E del suo magnifico Dio.

Un Dio che sa. Che conosce. Che conta i capelli del tuo capo.

Ancora non ti fidi?

Mannaggia

Lo dico ufficialmente e pubblicamente: a me questa cosa non piace affatto. 

Preferisco crogiolarmi nelle mie vere o presunte disgrazie, preferisco lamentarmi di tutto e di tutti, vivere nella rabbia cronica. 

Preferisco cento volte lamentarmi del mondo brutto sporco e cattivo, dei nemici della Chiesa, ed eventualmente 

costruirmi una piccola setta cattolica molto devota in cui ci troviamo bene (Almeno all’inizio poi, è statistico, facciamo come il mondo cattivo!). 

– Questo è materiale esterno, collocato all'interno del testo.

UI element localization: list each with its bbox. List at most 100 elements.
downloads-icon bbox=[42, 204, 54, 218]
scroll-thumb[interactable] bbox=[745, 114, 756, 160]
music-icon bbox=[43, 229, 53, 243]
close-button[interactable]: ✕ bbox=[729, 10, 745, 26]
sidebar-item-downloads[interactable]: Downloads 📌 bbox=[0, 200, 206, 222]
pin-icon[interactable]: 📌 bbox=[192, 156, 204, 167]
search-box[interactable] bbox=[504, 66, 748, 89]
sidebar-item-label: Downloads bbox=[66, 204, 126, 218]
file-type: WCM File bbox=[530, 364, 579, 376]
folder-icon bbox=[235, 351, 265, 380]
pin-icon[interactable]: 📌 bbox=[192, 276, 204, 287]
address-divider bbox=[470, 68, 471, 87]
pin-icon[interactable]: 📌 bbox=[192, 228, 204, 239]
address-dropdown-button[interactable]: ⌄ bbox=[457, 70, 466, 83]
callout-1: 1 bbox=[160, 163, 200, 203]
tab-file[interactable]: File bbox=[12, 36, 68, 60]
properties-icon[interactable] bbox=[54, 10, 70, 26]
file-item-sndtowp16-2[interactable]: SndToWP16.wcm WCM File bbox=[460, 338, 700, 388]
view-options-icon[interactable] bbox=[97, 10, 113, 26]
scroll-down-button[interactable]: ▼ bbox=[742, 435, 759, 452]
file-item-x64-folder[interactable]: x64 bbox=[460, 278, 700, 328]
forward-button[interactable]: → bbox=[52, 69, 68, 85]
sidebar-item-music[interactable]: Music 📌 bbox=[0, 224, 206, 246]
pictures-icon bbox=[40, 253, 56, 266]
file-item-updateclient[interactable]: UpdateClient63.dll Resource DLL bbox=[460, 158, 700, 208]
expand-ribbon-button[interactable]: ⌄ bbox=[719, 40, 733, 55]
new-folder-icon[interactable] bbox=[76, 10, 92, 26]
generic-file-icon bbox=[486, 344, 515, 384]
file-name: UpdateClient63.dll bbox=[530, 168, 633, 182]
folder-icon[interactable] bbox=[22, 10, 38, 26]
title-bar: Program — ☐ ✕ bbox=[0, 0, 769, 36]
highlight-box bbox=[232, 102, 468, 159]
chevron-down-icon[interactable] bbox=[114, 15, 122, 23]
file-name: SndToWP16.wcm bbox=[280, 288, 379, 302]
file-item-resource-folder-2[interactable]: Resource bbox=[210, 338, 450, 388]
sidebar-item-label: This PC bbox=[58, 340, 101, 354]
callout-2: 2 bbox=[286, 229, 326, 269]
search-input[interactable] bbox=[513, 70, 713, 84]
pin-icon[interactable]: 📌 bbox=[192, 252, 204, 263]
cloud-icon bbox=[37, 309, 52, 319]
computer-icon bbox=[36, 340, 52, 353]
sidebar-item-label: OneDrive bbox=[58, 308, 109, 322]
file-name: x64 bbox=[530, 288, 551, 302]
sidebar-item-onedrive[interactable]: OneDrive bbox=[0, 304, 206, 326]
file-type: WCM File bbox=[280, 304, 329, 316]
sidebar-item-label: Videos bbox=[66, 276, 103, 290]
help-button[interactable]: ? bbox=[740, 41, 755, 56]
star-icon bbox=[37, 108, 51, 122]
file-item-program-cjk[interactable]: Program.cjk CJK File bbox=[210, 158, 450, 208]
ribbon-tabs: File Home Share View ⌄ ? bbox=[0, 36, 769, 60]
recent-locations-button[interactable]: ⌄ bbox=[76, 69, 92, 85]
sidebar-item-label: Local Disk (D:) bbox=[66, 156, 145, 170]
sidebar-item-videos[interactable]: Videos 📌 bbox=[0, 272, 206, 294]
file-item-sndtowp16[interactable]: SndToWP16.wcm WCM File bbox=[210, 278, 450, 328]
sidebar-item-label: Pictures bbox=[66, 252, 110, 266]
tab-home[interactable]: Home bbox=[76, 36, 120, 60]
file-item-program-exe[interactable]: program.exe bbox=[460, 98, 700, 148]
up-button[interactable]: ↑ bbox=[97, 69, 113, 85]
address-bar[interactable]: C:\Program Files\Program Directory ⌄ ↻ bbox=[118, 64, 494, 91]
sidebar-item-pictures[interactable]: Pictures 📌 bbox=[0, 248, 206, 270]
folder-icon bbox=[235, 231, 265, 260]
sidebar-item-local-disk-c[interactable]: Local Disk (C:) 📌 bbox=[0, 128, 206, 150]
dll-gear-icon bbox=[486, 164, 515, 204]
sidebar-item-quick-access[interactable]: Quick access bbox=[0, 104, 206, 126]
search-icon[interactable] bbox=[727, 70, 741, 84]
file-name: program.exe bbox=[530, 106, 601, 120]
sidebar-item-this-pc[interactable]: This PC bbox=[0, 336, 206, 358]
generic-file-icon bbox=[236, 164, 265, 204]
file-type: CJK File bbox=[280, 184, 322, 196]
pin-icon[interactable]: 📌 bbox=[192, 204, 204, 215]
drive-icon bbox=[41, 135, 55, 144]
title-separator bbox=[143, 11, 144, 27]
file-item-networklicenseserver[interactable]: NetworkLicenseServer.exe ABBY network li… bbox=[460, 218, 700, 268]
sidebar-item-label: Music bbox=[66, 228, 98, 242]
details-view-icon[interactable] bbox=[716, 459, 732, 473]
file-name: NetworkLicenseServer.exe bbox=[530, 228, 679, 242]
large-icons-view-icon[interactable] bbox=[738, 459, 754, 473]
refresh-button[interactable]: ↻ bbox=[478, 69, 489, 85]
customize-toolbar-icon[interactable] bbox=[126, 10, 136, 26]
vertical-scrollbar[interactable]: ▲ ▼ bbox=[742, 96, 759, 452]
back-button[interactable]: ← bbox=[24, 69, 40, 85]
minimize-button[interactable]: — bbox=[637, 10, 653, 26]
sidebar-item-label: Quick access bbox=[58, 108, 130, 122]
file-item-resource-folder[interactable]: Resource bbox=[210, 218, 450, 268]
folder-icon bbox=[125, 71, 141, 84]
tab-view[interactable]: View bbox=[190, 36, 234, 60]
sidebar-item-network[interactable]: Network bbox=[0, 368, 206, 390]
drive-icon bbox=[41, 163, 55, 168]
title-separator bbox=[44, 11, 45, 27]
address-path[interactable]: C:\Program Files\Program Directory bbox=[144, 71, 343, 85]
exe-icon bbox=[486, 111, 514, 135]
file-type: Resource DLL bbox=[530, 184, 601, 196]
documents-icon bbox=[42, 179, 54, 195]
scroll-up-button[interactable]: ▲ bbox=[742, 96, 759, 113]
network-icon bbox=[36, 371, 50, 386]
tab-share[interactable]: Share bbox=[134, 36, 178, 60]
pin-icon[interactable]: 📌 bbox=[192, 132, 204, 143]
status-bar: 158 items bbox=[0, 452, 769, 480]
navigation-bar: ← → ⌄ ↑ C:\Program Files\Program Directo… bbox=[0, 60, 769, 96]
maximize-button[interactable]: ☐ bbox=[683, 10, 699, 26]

Preferisco fare a modo mio, accipicchia!

Mi affatica l’idea di dover cambiare me stesso. E il mio sguardo. E il mio cuore.

Ma se proprio devo fare come vuoi tu, Signore, allora libera il mio cuore dal peso del peccato, dall’incoerenza profonda, dalla tendenza all’autolesionismo che mi contraddistingue e rendimi libero, in attesa del tuo Regno.

Fammi scoprire amato, agapetoi, dammi la forza di amare, me stesso e gli altri. Con libertà e verità.

Alla fine, Signore, aiutami tu a non pensare che sia la fine.

Ma a trovare il fine di tutto questo.

Il mondo non sta precipitando nel caos ma fra le tue braccia per un abbraccio infinito e definitivo d’amore.

Forse convertirmi, credere, infine. Bruciare d’amore.

Prenderti sul serio.

Aiutami, non capisco, davvero. Ma mi fido. Mi affido.